Landing lightly atop the speeding train, he settled down, still invisible, looking about at the world speeding by him, at the green fields beneath the snowcapped mountains and, off to his right, miles of green pasture and the dull and gentle cows; and they had left the dark, cold waters of Puget Sound behind them. But now, in the cat’s thoughts, he saw not the land that swept past the train, he saw back into a time long past, before ever that vast inland sea had formed, when all the land was dry, he saw into eons past, as it had been, saw a higher and mountainous shore, densely wooded, skirting the Pacific, a raised land with no hint of the deep bowl that would later be carved there to hold the deep waters of Puget Sound. He saw the great glacier to the north, easing slowly down over vast reaches of time, slowly scooping the land away, a gigantic beast of ice slithering and creeping down from the great northern ranges.
He saw a million years of time slip by as the glacier slowly toppled the ancient conifers and crushed them and dug away the land, as it dug the vast trench that would slowly fill with the waters of the sea and of the coastal rivers. He saw millions of years pass by, dwarfing all life into a speck smaller than the tiniest sneeze.

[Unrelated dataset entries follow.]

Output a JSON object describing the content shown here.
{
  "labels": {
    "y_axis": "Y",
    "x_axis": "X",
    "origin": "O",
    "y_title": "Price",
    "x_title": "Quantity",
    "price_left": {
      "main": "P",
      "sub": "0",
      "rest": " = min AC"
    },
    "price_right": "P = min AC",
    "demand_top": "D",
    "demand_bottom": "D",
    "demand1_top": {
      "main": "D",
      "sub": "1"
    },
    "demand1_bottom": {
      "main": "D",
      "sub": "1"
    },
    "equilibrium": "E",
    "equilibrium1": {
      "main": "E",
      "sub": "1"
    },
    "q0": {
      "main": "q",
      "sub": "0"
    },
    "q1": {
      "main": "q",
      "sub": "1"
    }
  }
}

He shivered at the vastness of time, at the vastness of the earth itself, and at the short and tenuous span of life upon it. He perceived, as well as anyone could, that richly varied panorama of life forming and changing, that short span of the arrival of human life, of human evil and human good. He sensed as much of the grand design as his eager cat soul could embrace; but even so, he saw only a small portion of the grandeur which swept away to infinity, the vastness which no creature could truly comprehend.
Atop the train, the cat sensed when Lee woke. He knew when Lee sat up and looked around him, as the train pulled into the next small station. He knew Lee had been dreaming and that he was shaken, that he had experienced again an incident at McNeil that had greatly angered the old man. At once the cat returned to the passenger car, a whirl of air sweeping in through the dirty glass and onto the dusty seat: he was at once caught in Lee’s rage, in the aftermath of the prison rape in which Lee had faced off young Brad Falon.
Falon, a surly man less than half Lee’s age, had been Lee’s enemy ever since that encounter.
He had been Misto’s enemy far longer, yet for very different reasons. The tomcat had yet to make sense of the pattern between the two conflicts, but he knew that in some way they were linked together.
When Misto left McNeil for that short time after he died and was buried in the prison yard, he had fallen into a new life almost at once, he was born in a small Southern town, a squirming and energetic kitten who was soon picked from the big, healthy litter to be given as a birthday present to little Sammie Blake. He had grown up loved by the little girl and loving her, had grown into a strong, defiant big tomcat when he found himself protecting Sammie against Brad Falon and was murdered by Falon’s hand.
Falon had been the cat’s adversary in Misto’s last life, and he was bonded in some indecipherable way to Lee himself and to what would happen to Lee. There was a pattern building, a tangle the cat could as yet barely see, a relationship between Lee, and Brad Falon, and Misto’s little girl—the tomcat had yet to make sense of the pattern, but he didn’t like it much.